In Philadelphia about a year and a half ago, union activists assaulted and beat up several citizens carrying anti-Clinton signs in front of a hotel where the president was scheduled to speak. At least part of the attack was filmed by TV crews. This was a blatant violation of the protesters' constitutional right to peaceful assembly. The major media, with their liberal bias, have ignored these troubling signs that the Democratic Party (of which I am a registered member) is sliding toward irrationalism and zealotry.

Robert Reich, former secretary of labor in the Clinton administration and current editor of the American Prospect

It was a colossal bore. It was better than Sominex; there were no side effects. There was no humor, no artfulness, they got lost in budget numbers having to do with 10-year projections that are fictions at best. Gore seemed pedantic. Bush seemed scared. They repeated the same mantras over and over. I can't believe that many members of the public are going to watch debate No. 2. It was a colossal dud, a first-class dud. It didn't change anybody's mind. It may keep some people away from the voting booth on Nov. 7 because it was so utterly predictable.

On the one hand, Gore clearly had far better command over the policies than Bush. Gore was a fountain of data and analyses. But I don't have to spin anymore. He talked far too long and too much, and he sometimes sounded condescending and pedantic. Bush on the other hand sounded as if he didn't really understand the issues terribly well, was a bit intimidated by Gore and is a lightweight. Now, I think people who are policy junkies or political junkies who watched the whole thing and listened carefully agree that Gore won it hands down. But most of the public wasn't moved in one way or the other by the debate. It was a big yawn.

Gore will win this election. The basics are on his side -- the economy is good, he's a far more experienced campaigner and debater, the president knows how to handle Washington Republicans over the next six weeks of budget negotiations to make them look pathetic. Gore's staff are far more experienced in national campaigns than Bush's staff. I would be utterly amazed if Gore did not win this election.

Arianna Huffington is a syndicated columnist and a Salon contributor.

Well, it was a great night for John McCain. By the end of that 90-minute joint press conference Bush and Gore staged in Boston, my overwhelming feeling was: This is not a choice, it's a farce. Can we go back and replay Super Tuesday? If Bush's goal was to look presidential, he needs a big-time makeover. In fact, it was painful to watch what the tension did to him -- you could all but smell the fear through the TV screen. But then maybe this was just the first step in interactive television that we've been hearing so much about. (He also needs to stop losing weight, or get some shirts with a smaller collar.)
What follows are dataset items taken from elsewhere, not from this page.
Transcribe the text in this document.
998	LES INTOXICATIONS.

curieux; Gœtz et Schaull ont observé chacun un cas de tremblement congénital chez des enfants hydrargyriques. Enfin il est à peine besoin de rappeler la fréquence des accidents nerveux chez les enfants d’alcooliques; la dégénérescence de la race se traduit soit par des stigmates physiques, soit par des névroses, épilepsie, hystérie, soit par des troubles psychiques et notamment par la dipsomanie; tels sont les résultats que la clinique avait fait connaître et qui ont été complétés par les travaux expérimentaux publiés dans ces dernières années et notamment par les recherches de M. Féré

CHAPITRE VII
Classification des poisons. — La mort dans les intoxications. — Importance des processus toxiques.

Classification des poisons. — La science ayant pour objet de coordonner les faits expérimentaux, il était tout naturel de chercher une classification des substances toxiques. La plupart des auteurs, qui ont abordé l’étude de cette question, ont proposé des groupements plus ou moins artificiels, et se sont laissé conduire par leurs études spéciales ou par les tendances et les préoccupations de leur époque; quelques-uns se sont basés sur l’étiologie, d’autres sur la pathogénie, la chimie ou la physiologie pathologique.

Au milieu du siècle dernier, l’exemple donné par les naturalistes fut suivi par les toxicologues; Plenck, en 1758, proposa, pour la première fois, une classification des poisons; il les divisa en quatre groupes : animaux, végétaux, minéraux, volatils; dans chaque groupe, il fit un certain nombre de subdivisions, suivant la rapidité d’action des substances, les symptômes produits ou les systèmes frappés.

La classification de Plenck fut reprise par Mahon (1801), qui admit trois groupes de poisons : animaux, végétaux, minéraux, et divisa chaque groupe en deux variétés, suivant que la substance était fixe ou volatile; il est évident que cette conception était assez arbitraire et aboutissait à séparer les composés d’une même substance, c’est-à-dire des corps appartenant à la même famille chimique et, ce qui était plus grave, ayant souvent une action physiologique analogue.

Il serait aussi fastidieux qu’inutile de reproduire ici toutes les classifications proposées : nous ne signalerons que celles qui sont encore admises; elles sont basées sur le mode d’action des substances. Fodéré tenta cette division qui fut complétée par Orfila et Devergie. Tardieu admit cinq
On the other hand, it was hard to watch Gore without your mind wandering to what was in the refrigerator. Hmm, have those eggs passed the sell-by date? Of course, Gore would probably pick up on what you were thinking and launch into his five-part plan for ensuring food freshness: "I hear what you're asking, and if you'll entrust me with the presidency, here's what we'll do with your eggs ..." And was he aware of the disconcerting effect his constant sighing and groaning at his opponent's answers was having? (Also, despite the fact that he's his "own man," I suggest he take a fashion tip from the president and start wearing those jowl-concealing higher collars.)

Despite all the training and the advice to show his "sincerity and genuineness," Gore could not break out of his innate priggishness. And if Bush was hoping to win by transcending his unbearable lightness -- well, he didn't. He was like one of those Macy's parade balloons -- if the ropes had broken, he would have floated right out of the auditorium.

Some are born great, some acquire greatness and some have greatness thrust upon them. If Shakespeare had watched Tuesday night's debate, he might have added: And some can only bleat soullessly as greatness passes them by.